Wahrscheinlich haben wir sie einmal besessen, vor einigen Hunderttausend Jahren - und zwar dort nur für einen ganz kurzen Zeitraum von etwa 30000 Jahren, sagen die
Wissenschaftler. Damals muss es so gewesen sein, dass die regionale Welt, in der die Menschen lebten, so überschaubar war, dass sie über alles Wichtige in der zugehörigen Sippe oder sozialen Gruppe informiert waren. Dann kamen andere Gruppen hinzu, andere soziale Geflechte - und aus war es mit der Kognition und der Überschaubarkeit.

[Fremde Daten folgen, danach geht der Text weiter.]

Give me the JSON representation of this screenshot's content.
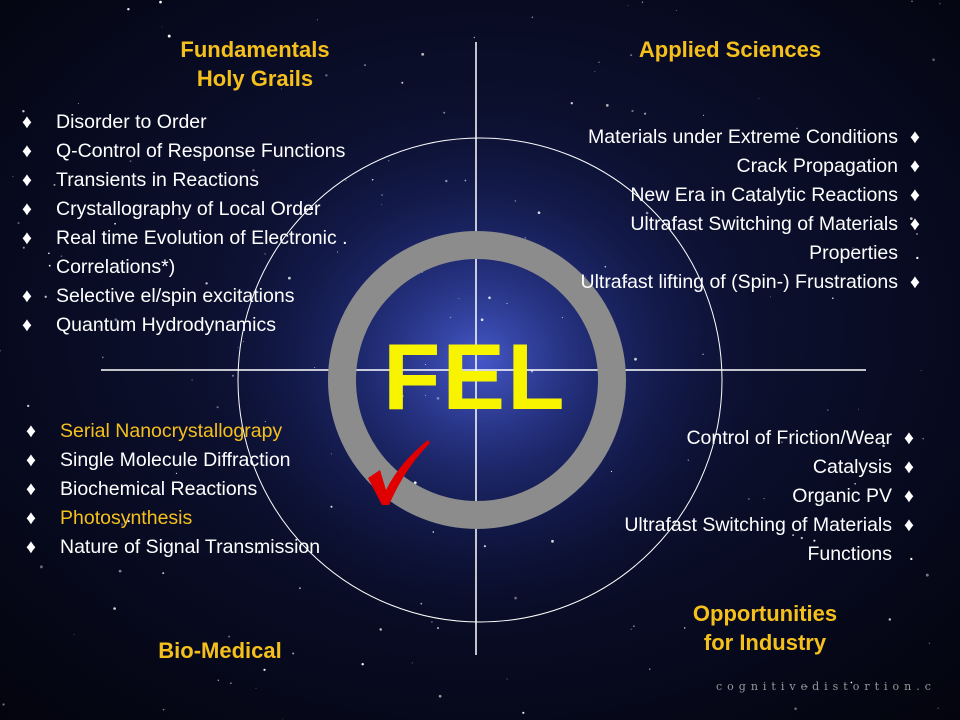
{
  "center": {
    "label": "FEL"
  },
  "quadrants": {
    "top_left": {
      "heading": [
        "Fundamentals",
        "Holy Grails"
      ],
      "items": [
        {
          "text": "Disorder to Order"
        },
        {
          "text": "Q-Control of Response Functions"
        },
        {
          "text": "Transients in Reactions"
        },
        {
          "text": "Crystallography of  Local Order"
        },
        {
          "text": "Real time Evolution of Electronic  ."
        },
        {
          "text": "Correlations*)",
          "continuation": true
        },
        {
          "text": "Selective el/spin excitations"
        },
        {
          "text": "Quantum Hydrodynamics"
        }
      ]
    },
    "top_right": {
      "heading": [
        "Applied Sciences"
      ],
      "items": [
        {
          "text": "Materials under Extreme  Conditions",
          "bullet": "♦"
        },
        {
          "text": "Crack Propagation",
          "bullet": "♦"
        },
        {
          "text": "New Era in Catalytic Reactions",
          "bullet": "♦"
        },
        {
          "text": "Ultrafast Switching of Materials",
          "bullet": "♦"
        },
        {
          "text": "Properties",
          "bullet": "."
        },
        {
          "text": "Ultrafast lifting of (Spin-) Frustrations",
          "bullet": "♦"
        }
      ]
    },
    "bottom_left": {
      "heading": [
        "Bio-Medical"
      ],
      "items": [
        {
          "text": "Serial Nanocrystallograpy",
          "highlight": true
        },
        {
          "text": "Single Molecule Diffraction"
        },
        {
          "text": "Biochemical Reactions"
        },
        {
          "text": "Photosynthesis",
          "highlight": true
        },
        {
          "text": "Nature of Signal Transmission"
        }
      ]
    },
    "bottom_right": {
      "heading": [
        "Opportunities",
        "for Industry"
      ],
      "items": [
        {
          "text": "Control of Friction/Wear",
          "bullet": "♦"
        },
        {
          "text": "Catalysis",
          "bullet": "♦"
        },
        {
          "text": "Organic PV",
          "bullet": "♦"
        },
        {
          "text": "Ultrafast Switching of Materials",
          "bullet": "♦"
        },
        {
          "text": "Functions",
          "bullet": "."
        }
      ]
    }
  },
  "bullet_symbol": "♦",
  "checkmark": "✓",
  "watermark": "cognitivedistortion.c",
  "colors": {
    "heading": "#f6c01c",
    "highlight": "#f6c01c",
    "center_text": "#f8f400",
    "ring": "#8c8c8c",
    "checkmark": "#e00000",
    "background": "#05060f"
  }
}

Die Komplexität unserer heutigen Welt lässt die Menge der für uns verwertbaren Fakten (das, was wir von den Dingen noch verstehen und überblicken) bei unseren Entscheidungen häufig auf ein Minimum reduziert erscheinen. Vielen Menschen macht das Angst.
Bauchgefühl im Business
Wir scheuen uns dennoch nicht, die allerbesten, sozial vollwertigen Szenarien unserer Welt aufzumalen und
»auszumalen«. Zum Beispiel finden wir unter den sozial erwünschten Welt-Szenarien Behauptungen wieder, die allen neurowissenschaftlichen Erkenntnissen massiv widersprechen.
Wenn wir uns das Berufsleben der Menschen in den
Industriestaaten anschauen, fallen diese Irrtüme r ganz besonders auf.
Die nachfolgenden Irrtumsformulierungen stammen aus dem Firmenexpose eines bundesdeutschen New-Economy-Unternehmens, das ins Trudeln kam und heute pleite ist.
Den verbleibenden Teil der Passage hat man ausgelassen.